3 Responses to “Adultery Economics”

  1. Michael B says:

    I’d say that it’s more about the power trip (with male celebrities or celebrities by marriage, like Jesse). Then the luster fades, they wake up and face the fact that they’ve stepped in it and will probably feel like they’re standing in it for a while.

  2. Jeff says:

    I agree.  Adultery bad, bad, bad and nothing good ever comes of it.  If a potential cheater was to drive all of that physical and emotional effort into working on his marriage rather than cheating, there might be a positive outcome.  Cheating, on the other hand, is the path of least resistance and is always devastating for the betrayed.  Here’s a link to a great infidelity support site that serves the betrayed spouse, wayward spouse and other person.  It’s free to join and participate in.  www.survivinginfidelity.com

  3. Dee says:

    That’s the thing, the energy put into infidelity.
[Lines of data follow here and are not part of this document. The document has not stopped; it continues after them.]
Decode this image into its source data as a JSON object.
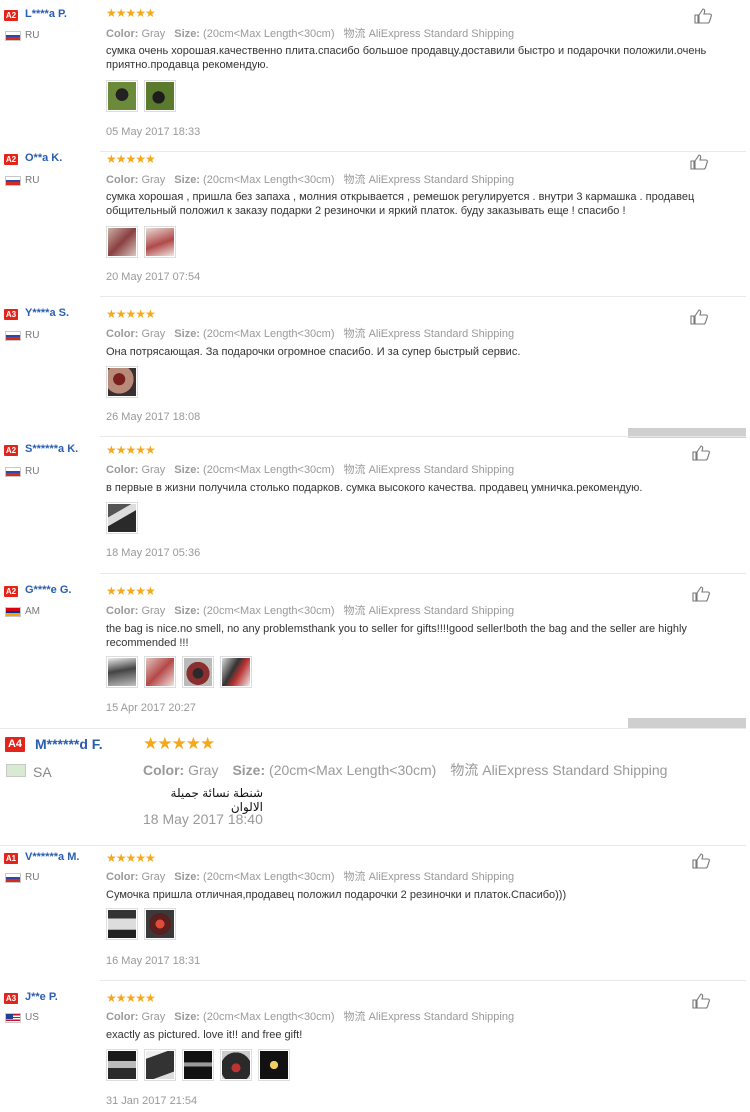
{
  "labels": {
    "color": "Color:",
    "size": "Size:",
    "ship_icon": "物流"
  },
  "colors": {
    "star": "#f6a81c",
    "level_badge": "#e3241b",
    "name": "#2a5db0"
  },
  "reviews": [
    {
      "level": "A2",
      "name": "L****a P.",
      "country": "RU",
      "flag": "ru",
      "rating": 5,
      "color": "Gray",
      "size": "(20cm<Max Length<30cm)",
      "shipping": "AliExpress Standard Shipping",
      "text": "сумка очень хорошая.качественно плита.спасибо большое продавцу.доставили быстро и подарочки положили.очень приятно.продавца рекомендую.",
      "date": "05 May 2017 18:33"
    },
    {
      "level": "A2",
      "name": "O**a K.",
      "country": "RU",
      "flag": "ru",
      "rating": 5,
      "color": "Gray",
      "size": "(20cm<Max Length<30cm)",
      "shipping": "AliExpress Standard Shipping",
      "text": "сумка хорошая , пришла без запаха , молния открывается , ремешок регулируется . внутри 3 кармашка . продавец общительный положил к заказу подарки 2 резиночки и яркий платок. буду заказывать еще ! спасибо !",
      "date": "20 May 2017 07:54"
    },
    {
      "level": "A3",
      "name": "Y****a S.",
      "country": "RU",
      "flag": "ru",
      "rating": 5,
      "color": "Gray",
      "size": "(20cm<Max Length<30cm)",
      "shipping": "AliExpress Standard Shipping",
      "text": "Она потрясающая. За подарочки огромное спасибо. И за супер быстрый сервис.",
      "date": "26 May 2017 18:08"
    },
    {
      "level": "A2",
      "name": "S******a K.",
      "country": "RU",
      "flag": "ru",
      "rating": 5,
      "color": "Gray",
      "size": "(20cm<Max Length<30cm)",
      "shipping": "AliExpress Standard Shipping",
      "text": "в первые в жизни получила столько подарков. сумка высокого качества. продавец умничка.рекомендую.",
      "date": "18 May 2017 05:36"
    },
    {
      "level": "A2",
      "name": "G****e G.",
      "country": "AM",
      "flag": "am",
      "rating": 5,
      "color": "Gray",
      "size": "(20cm<Max Length<30cm)",
      "shipping": "AliExpress Standard Shipping",
      "text": "the bag is nice.no smell, no any problemsthank you to seller for gifts!!!!good seller!both the bag and the seller are highly recommended !!!",
      "date": "15 Apr 2017 20:27"
    },
    {
      "level": "A4",
      "name": "M******d F.",
      "country": "SA",
      "flag": "sa",
      "rating": 5,
      "color": "Gray",
      "size": "(20cm<Max Length<30cm)",
      "shipping": "AliExpress Standard Shipping",
      "text": "شنطة نسائة جميلة الالوان",
      "date": "18 May 2017 18:40"
    },
    {
      "level": "A1",
      "name": "V******a M.",
      "country": "RU",
      "flag": "ru",
      "rating": 5,
      "color": "Gray",
      "size": "(20cm<Max Length<30cm)",
      "shipping": "AliExpress Standard Shipping",
      "text": "Сумочка пришла отличная,продавец положил подарочки 2 резиночки и платок.Спасибо)))",
      "date": "16 May 2017 18:31"
    },
    {
      "level": "A3",
      "name": "J**e P.",
      "country": "US",
      "flag": "us",
      "rating": 5,
      "color": "Gray",
      "size": "(20cm<Max Length<30cm)",
      "shipping": "AliExpress Standard Shipping",
      "text": "exactly as pictured. love it!! and free gift!",
      "date": "31 Jan 2017 21:54"
    }
  ]
}
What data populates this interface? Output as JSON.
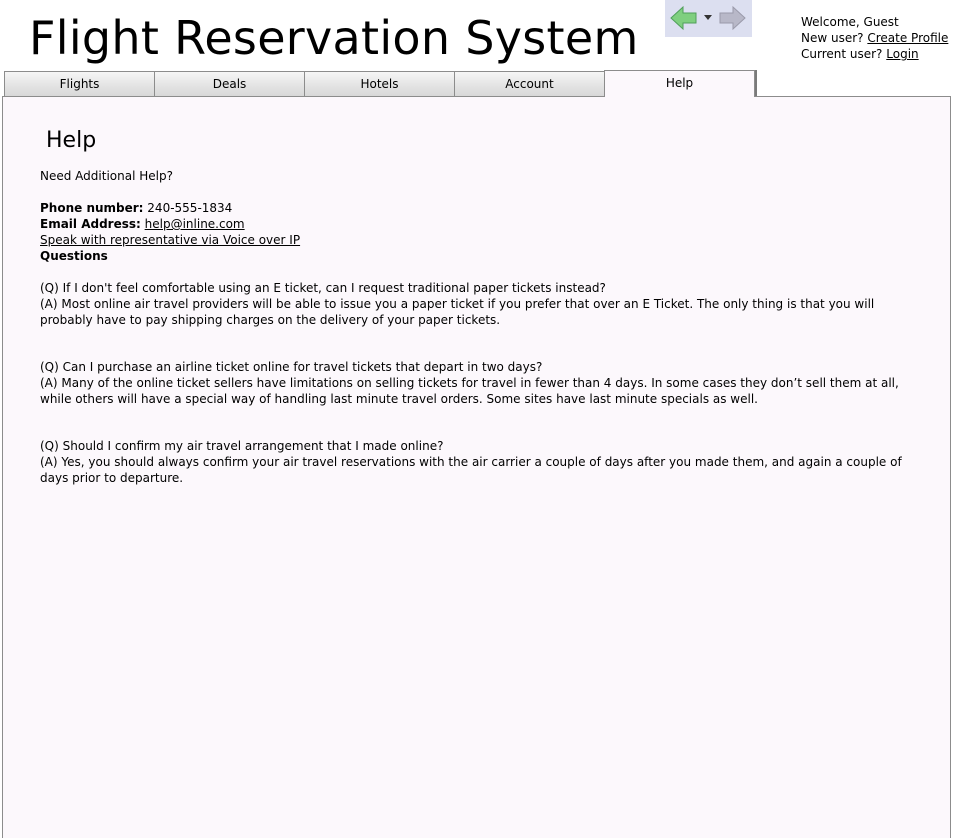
{
  "app": {
    "title": "Flight Reservation System"
  },
  "nav": {
    "back_icon": "back-arrow-icon",
    "dropdown_icon": "chevron-down-icon",
    "forward_icon": "forward-arrow-icon",
    "colors": {
      "panel": "#dcdff0",
      "back": "#7fcf7f",
      "forward": "#b8b8c8"
    }
  },
  "user": {
    "welcome": "Welcome, Guest",
    "new_user_label": "New user?",
    "create_profile_link": "Create Profile",
    "current_user_label": "Current user?",
    "login_link": "Login"
  },
  "tabs": [
    {
      "label": "Flights",
      "active": false
    },
    {
      "label": "Deals",
      "active": false
    },
    {
      "label": "Hotels",
      "active": false
    },
    {
      "label": "Account",
      "active": false
    },
    {
      "label": "Help",
      "active": true
    }
  ],
  "help": {
    "heading": "Help",
    "intro": "Need Additional Help?",
    "phone_label": "Phone number:",
    "phone_value": " 240-555-1834",
    "email_label": "Email Address:",
    "email_value": "help@inline.com",
    "voip_link": "Speak with representative via Voice over IP",
    "questions_label": "Questions",
    "faqs": [
      {
        "question": "(Q) If I don't feel comfortable using an E ticket, can I request traditional paper tickets instead?",
        "answer": "(A) Most online air travel providers will be able to issue you a paper ticket if you prefer that over an E Ticket. The only thing is that you will probably have to pay shipping charges on the delivery of your paper tickets."
      },
      {
        "question": "(Q) Can I purchase an airline ticket online for travel tickets that depart in two days?",
        "answer": "(A) Many of the online ticket sellers have limitations on selling tickets for travel in fewer than 4 days. In some cases they don’t sell them at all, while others will have a special way of handling last minute travel orders. Some sites have last minute specials as well."
      },
      {
        "question": "(Q) Should I confirm my air travel arrangement that I made online?",
        "answer": "(A) Yes, you should always confirm your air travel reservations with the air carrier a couple of days after you made them, and again a couple of days prior to departure."
      }
    ]
  }
}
I’m amazed the stress doesn’t give people coronaries. In some cultures, one mistress is the norm (even that’s a little over the top for me) and I don’t know why, for the husband to blow off steam, like his marriage is a job? I don’t get it, but when there are numerous mistresses, I’ll always see it as a personality issue. Of course, I blame my scholastic training for that, that, and a observing a few research trials involving impulsive behaviors.